From Horace-Bénédict de Saussure
ALS: American Philosophical Society
Naples le 23e. Févr. 1773.
Monsieur

J’ai reçu avec un extrême plaisir les deux lettres que vous m’avés fait l’honneur de m’écrire, l’une du 8e. Octobre, l’autre du 1er. Xbre de l’année dernière. Mais comme elles m’étoient l’une et l’autre adressées à Genève, et que j’en suis parti dès le commencement d’Octobre pour venir passer l’hyver en Italie, elles me sont parvenues extrêmement tard, et j’ai été ainsi privé de l’avantage de vous témoigner par une prompte réponse combien je suis flatté de l’honneur de votre correspondance.

La Lettre sur l’action des conducteurs pointus et le Mémoire qui l’accompagne, m’ont paru remplis d’expériences et de raisonnements absolument démonstratifs, et qui ne laissent aucun doute sur l’utilité de ces ingénieux Préservatifs. Si j’avois eu connaissance de ces Expériences nouvelles je m’en serois prévalu avec bien de l’avantage dans un petit Mémoire apologétique que je publiai au mois d’Octobre 1771. pour éclairer quelques personnes qui étoient effrayées d’un Conducteur que j’avois fait dresser à Genève devant la maison que j’habite. Ce Mémoire eut cependant le succès que je desirois, il rassura tout le monde, et j’ai eu le plaisir d’observer l’Electricité des Nuages pendant tout le cours de l’Eté dernier. Plusieurs personnes ont même suivi cet Exemple et ont fait dresser des conducteurs ou sur leur maison même ou devant leur maison. M. de Voltaire a été un des premiers. Il a rendu à votre Théorie, Monsieur, la même justice qu’il rendit à celle de l’immortel Newton.

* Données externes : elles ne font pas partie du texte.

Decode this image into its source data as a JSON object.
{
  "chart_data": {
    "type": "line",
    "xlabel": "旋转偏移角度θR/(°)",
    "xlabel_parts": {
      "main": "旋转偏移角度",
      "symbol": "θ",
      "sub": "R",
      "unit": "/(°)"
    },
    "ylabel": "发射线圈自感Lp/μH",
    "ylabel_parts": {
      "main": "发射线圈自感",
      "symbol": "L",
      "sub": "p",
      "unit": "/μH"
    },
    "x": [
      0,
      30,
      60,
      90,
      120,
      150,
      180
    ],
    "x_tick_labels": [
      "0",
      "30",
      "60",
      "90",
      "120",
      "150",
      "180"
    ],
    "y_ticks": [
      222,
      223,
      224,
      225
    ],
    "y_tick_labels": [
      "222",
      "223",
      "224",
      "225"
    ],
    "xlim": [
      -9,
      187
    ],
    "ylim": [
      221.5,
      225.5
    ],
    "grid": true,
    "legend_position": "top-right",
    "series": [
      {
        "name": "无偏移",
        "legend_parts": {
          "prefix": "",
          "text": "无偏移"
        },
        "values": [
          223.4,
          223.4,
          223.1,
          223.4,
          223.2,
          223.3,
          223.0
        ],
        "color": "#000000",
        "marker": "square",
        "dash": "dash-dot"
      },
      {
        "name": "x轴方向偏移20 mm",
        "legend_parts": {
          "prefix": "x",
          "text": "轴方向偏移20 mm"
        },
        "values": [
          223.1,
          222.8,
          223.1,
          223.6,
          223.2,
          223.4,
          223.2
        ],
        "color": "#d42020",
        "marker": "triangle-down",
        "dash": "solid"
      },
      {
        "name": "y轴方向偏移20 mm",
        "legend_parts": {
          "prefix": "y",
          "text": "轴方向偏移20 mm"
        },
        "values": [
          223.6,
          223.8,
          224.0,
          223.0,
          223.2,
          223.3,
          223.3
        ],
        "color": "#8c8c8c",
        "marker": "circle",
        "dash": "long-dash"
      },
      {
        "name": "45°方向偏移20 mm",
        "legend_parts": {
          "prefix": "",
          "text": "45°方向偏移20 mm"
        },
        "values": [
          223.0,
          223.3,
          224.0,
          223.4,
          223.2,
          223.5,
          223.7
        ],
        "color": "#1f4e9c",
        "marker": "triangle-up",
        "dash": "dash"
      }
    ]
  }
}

Le projet de la Société Royale est bien digne du zêle de cet Illustre Corps pour l’avancement des connoissances utiles, et je serois bien flatté si je pouvois la séconder en quelque chose dans l’exécution de ce projet. Si j’avois été à Genève, je me serois fait un devoir et un plaisir d’aller faire un Voyage dans les Montagnes des environs pour déterminer avec exactitude les dimensions des Montagnes et des Vallées que je penserois les plus convenables pour l’exécution de ce projet. Je ne crois cependant pas qu’il y ait dans aucune de celles qui me sont connues aucun endroit vraiment propre à donner des lumières certaines sur l’objet qui fait le but de ces Recherches. Déja dans le Jurat il n’y a point de hauteur assez considérable puisque la Dole qui est la montagne la plus élevée au dessus du Niveau de notre Lac n’arrive pas à 700 Toises au dessus de ce même niveau. Ensuite il faut considérer que le Jurat de même que les Alpes forment des chaines continues de Montagnes toutes liées les unes aux autres et situées du moins à de petites distances les unes des autres. Il n’y a, ou du moins je ne connois aucune montagne isolée d’une hauteur suffisante. On trouve fréquemment de profondes vallées bordées de hautes montagnes, mais ces montagnes ont derrière elles d’autres vallées et d’autres montagnes, en sorte que les déviations que l’on observeroit dans le fil à plomb seroient l’effet complexe des attractions réunies de toutes ces montagnes; et pour en déduire une comparaison entre la densité de la terre et celle de ces Montagnes il faudroit bien des travaux et bien des calculs. Autant que je puis en juger, il me paroit que quelque grand Rocher élevé en pleine mer, comme le Pic de Ténériffe seroit le lieu le plus convenable pour cette recherche. J’ai fait passer à Genève à Mylord Stanhope le Mémoire que vous m’avés fait l’honneur de m’envoyer sur ce sujet afin qu’il puisse en conférer avec M. de Luc qui s’étant principalement occupé de la hauteur des Montagnes à l’occasion de ses recherches sur le Baromètre, est l’homme du monde le plus propre à donner de bonnes lumieres sur ce sujet. On n’ignore sans doute pas non plus que le Père Beccaria de Turin qui a mesuré un degré du Méridien au pied des Alpes, a eu occasion d’observer de grandes déviations du fil à plomb, et pourroit ainsi donner à la Société Royale des directions utiles.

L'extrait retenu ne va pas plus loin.